Radicalisation & Extremism

Radicalisation - This refers to the process by which a person comes to support terrorism and forms of extremism associated with terrorist groups. 

Extremism - Is the vocal or active opposition to our fundamental British values, including democracy, the rule of law, individual liberty and the mutual respect and tolerance of different faiths and beliefs. This also includes calling for the death of members of the armed forces.

Terrorism - Is an action that endangers or causes serious violence to a person/ people; causes serious damage to property; or seriously interferes or disrupts an electronic system. The use or threat must be designed to influence the government or to intimidate the public and is made for the purpose of advancing a political, religious or ideological cause.


There is no single way of identifying an individual who is likely to be susceptible to an extremist ideology. It can happen in many different ways and settings. Specific background factors may contribute to vulnerability which are often combined with specific influences such as family, friends or online, and with specific needs for which an extremist or terrorist group may appear to provide an answer. The internet and the use of social media in particular has become a major factor in the radicalisation of young people. As with managing other safeguarding risks, staff should be alert to changes in children’s behaviour which could indicate that they may be in need of help or protection. School staff should use their professional judgement in identifying children who might be at risk of radicalisation and act proportionately which may include making a referral to appropriate external sources of support.

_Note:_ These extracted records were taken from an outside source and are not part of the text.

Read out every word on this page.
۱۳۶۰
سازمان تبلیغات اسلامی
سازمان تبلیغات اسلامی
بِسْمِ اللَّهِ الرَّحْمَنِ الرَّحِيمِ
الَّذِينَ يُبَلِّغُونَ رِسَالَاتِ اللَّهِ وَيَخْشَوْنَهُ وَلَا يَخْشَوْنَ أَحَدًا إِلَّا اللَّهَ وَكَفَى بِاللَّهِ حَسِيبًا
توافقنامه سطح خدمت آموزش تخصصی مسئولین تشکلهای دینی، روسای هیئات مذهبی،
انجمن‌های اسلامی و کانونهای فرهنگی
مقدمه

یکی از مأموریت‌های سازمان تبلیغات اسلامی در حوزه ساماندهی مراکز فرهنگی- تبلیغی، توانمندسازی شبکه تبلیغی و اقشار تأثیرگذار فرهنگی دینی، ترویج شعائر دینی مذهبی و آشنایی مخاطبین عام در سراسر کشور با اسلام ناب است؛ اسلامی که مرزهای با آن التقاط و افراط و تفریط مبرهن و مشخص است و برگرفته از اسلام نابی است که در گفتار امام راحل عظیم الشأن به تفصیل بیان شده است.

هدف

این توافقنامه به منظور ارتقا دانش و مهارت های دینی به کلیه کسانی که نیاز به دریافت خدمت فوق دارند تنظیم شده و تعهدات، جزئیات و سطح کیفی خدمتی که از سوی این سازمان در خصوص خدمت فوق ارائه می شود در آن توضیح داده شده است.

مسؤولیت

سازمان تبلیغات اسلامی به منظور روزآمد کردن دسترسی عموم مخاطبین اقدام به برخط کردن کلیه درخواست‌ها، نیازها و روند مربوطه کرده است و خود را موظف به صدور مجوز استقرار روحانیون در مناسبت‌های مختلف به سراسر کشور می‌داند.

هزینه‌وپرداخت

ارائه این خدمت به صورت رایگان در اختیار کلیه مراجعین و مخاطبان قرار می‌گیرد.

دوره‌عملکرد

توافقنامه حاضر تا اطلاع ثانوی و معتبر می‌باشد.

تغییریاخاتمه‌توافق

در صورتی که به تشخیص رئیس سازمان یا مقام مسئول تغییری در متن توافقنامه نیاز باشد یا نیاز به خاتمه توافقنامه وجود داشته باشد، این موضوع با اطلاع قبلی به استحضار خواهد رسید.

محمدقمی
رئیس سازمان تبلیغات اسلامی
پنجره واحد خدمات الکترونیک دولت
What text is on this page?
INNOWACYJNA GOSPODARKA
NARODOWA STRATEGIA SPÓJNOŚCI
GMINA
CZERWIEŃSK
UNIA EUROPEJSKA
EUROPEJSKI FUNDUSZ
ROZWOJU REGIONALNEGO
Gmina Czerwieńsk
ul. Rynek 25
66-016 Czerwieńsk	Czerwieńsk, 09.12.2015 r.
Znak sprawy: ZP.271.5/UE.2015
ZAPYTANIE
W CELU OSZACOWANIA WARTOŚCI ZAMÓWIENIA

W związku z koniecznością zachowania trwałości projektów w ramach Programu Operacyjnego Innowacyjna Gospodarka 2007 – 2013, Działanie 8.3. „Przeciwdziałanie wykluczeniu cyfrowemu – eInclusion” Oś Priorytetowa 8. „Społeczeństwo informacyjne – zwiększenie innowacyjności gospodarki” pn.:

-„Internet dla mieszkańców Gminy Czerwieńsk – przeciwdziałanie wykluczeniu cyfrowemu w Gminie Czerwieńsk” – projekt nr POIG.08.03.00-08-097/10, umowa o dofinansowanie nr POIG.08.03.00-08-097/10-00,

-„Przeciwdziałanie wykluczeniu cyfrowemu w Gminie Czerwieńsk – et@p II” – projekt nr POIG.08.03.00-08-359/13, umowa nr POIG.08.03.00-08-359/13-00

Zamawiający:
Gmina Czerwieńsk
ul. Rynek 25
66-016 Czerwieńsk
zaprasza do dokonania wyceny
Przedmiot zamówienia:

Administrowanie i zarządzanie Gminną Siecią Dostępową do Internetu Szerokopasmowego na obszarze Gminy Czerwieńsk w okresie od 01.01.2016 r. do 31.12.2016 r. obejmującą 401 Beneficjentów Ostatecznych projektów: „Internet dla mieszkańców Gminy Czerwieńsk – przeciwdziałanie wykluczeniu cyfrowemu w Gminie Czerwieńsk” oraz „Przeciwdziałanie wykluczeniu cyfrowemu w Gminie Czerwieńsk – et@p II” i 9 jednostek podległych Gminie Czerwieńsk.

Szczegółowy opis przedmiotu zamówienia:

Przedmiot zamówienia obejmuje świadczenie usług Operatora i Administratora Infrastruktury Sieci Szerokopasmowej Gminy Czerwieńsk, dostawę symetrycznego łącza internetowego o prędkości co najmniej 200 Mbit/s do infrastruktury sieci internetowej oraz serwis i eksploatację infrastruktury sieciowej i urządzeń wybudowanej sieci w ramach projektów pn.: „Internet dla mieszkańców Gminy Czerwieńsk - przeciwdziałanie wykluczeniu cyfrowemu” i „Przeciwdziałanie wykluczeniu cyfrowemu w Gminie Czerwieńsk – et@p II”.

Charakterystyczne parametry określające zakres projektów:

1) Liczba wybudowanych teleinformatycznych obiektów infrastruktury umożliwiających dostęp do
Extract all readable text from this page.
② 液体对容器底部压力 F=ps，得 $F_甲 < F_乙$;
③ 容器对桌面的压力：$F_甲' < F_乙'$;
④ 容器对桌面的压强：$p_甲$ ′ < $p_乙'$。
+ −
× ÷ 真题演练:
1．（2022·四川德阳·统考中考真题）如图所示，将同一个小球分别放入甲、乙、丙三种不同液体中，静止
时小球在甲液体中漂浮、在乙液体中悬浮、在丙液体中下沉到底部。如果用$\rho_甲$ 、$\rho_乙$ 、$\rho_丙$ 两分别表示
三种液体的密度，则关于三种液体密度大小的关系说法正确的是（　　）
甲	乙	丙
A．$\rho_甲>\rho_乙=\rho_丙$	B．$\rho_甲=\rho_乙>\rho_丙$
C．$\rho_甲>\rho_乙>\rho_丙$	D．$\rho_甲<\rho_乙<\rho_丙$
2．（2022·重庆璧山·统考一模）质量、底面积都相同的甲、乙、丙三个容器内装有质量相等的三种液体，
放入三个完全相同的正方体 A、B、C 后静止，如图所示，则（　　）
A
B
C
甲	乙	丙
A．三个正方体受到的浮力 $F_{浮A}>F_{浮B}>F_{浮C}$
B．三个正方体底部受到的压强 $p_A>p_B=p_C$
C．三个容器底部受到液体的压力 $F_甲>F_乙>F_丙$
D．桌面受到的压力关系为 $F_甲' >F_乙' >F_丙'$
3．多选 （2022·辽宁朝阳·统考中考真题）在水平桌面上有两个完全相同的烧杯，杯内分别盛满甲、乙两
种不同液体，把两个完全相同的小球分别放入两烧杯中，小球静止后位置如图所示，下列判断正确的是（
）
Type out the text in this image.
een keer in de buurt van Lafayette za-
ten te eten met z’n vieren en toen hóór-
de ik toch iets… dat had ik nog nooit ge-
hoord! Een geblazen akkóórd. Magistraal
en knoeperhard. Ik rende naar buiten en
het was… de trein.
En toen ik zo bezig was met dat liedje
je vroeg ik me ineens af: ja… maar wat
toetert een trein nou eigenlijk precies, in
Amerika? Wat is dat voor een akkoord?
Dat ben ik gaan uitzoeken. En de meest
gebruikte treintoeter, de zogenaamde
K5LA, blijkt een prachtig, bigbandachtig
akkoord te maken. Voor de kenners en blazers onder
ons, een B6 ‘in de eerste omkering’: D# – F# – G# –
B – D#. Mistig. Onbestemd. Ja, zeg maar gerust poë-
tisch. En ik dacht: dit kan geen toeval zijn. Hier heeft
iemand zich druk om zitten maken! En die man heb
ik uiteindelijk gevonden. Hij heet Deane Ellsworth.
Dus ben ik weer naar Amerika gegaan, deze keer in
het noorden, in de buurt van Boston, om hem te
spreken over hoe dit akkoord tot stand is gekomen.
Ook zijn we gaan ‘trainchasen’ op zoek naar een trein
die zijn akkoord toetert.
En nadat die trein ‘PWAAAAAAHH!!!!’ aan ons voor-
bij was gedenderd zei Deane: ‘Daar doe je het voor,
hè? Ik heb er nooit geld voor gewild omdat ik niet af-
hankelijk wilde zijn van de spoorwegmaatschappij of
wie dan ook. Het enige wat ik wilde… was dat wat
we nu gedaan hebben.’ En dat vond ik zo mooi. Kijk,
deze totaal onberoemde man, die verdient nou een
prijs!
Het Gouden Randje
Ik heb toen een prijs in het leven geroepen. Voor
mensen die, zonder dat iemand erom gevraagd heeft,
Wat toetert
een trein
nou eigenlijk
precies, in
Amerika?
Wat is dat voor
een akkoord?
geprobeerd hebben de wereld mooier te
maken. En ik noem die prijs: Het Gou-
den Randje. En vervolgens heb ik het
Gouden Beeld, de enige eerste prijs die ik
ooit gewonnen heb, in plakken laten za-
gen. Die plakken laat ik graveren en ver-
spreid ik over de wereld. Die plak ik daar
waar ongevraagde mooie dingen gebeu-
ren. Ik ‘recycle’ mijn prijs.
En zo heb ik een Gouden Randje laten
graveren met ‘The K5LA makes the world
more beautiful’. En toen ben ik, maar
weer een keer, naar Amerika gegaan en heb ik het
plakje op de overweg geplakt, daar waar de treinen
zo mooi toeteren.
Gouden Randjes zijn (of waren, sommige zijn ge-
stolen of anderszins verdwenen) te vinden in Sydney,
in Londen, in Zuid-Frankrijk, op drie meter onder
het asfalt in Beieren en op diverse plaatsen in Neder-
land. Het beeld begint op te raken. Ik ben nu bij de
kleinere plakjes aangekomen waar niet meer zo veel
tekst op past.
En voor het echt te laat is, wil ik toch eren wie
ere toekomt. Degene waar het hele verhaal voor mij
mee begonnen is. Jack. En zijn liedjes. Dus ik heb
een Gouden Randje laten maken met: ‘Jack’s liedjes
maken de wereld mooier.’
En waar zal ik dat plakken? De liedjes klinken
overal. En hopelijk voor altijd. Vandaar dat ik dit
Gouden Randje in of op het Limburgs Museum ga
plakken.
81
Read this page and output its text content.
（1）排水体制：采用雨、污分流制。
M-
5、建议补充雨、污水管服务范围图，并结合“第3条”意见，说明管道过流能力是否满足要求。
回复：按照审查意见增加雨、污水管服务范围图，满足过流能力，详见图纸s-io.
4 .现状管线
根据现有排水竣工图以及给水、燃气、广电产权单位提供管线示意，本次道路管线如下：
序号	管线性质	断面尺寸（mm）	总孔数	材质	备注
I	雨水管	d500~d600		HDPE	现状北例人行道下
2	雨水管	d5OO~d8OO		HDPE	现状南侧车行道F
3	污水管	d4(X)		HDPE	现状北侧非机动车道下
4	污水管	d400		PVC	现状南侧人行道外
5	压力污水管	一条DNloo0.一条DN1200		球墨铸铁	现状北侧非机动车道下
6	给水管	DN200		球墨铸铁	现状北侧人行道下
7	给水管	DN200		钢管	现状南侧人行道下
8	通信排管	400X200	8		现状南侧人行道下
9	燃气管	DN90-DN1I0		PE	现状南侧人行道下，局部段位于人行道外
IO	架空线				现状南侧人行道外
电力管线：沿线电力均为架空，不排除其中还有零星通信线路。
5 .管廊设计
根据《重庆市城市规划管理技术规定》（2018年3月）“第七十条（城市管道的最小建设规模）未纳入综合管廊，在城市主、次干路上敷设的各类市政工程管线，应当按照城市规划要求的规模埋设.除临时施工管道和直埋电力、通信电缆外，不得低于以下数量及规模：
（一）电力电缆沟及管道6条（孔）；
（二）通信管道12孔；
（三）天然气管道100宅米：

In the context of our Trust schools, staff need to be aware that children are at risk of radicalisation from ideologies that are political, religious or extreme in other ways, showing prejudice towards groups. The ‘incel’ ideological group (involuntary celibate) use phrases such as a ‘chad’ and a ‘Stacey’ to negatively identify others who they show hatred towards. We need to be watchful and listen for such phrases, reporting this as a concern using the same school system.

Other signs that a child may be at risk of radicalisation include:

- Language and open reference to ideologies and/or groups

- Changing friendships and/or isolating family/friends

- A disrespectful attitude, more aggressive and/or secretiveness

- Some children attempt to hide their views, refusing to engage in any form of discussion


Radicalisation can be difficult to spot. There is no specific profile for a person likely to become involved in extremism or a single indicator of when a person might move to adopt violence in support of extremist ideas.

Schools must ensure that children are safe from terrorist and extremist material when accessing the internet in schools. Keeping Children Safe in Education (DfE 2021) requires schools to “ensure appropriate filters and appropriate monitoring systems are in place.” There is additional guidance how to teach pupils to be safe online on the DfE guidance.

We ensure that suitable age appropriate and differentiated filtering is in place. We also teach pupils about online safety more generally. We recognise that no filter can be guaranteed to be 100% effective. The headteacher of each school will check that the school is satisfied that the appropriate monitoring and filtering system is in place to manage threats in liaison with the Designated Safeguarding Lead and IT Network Manager.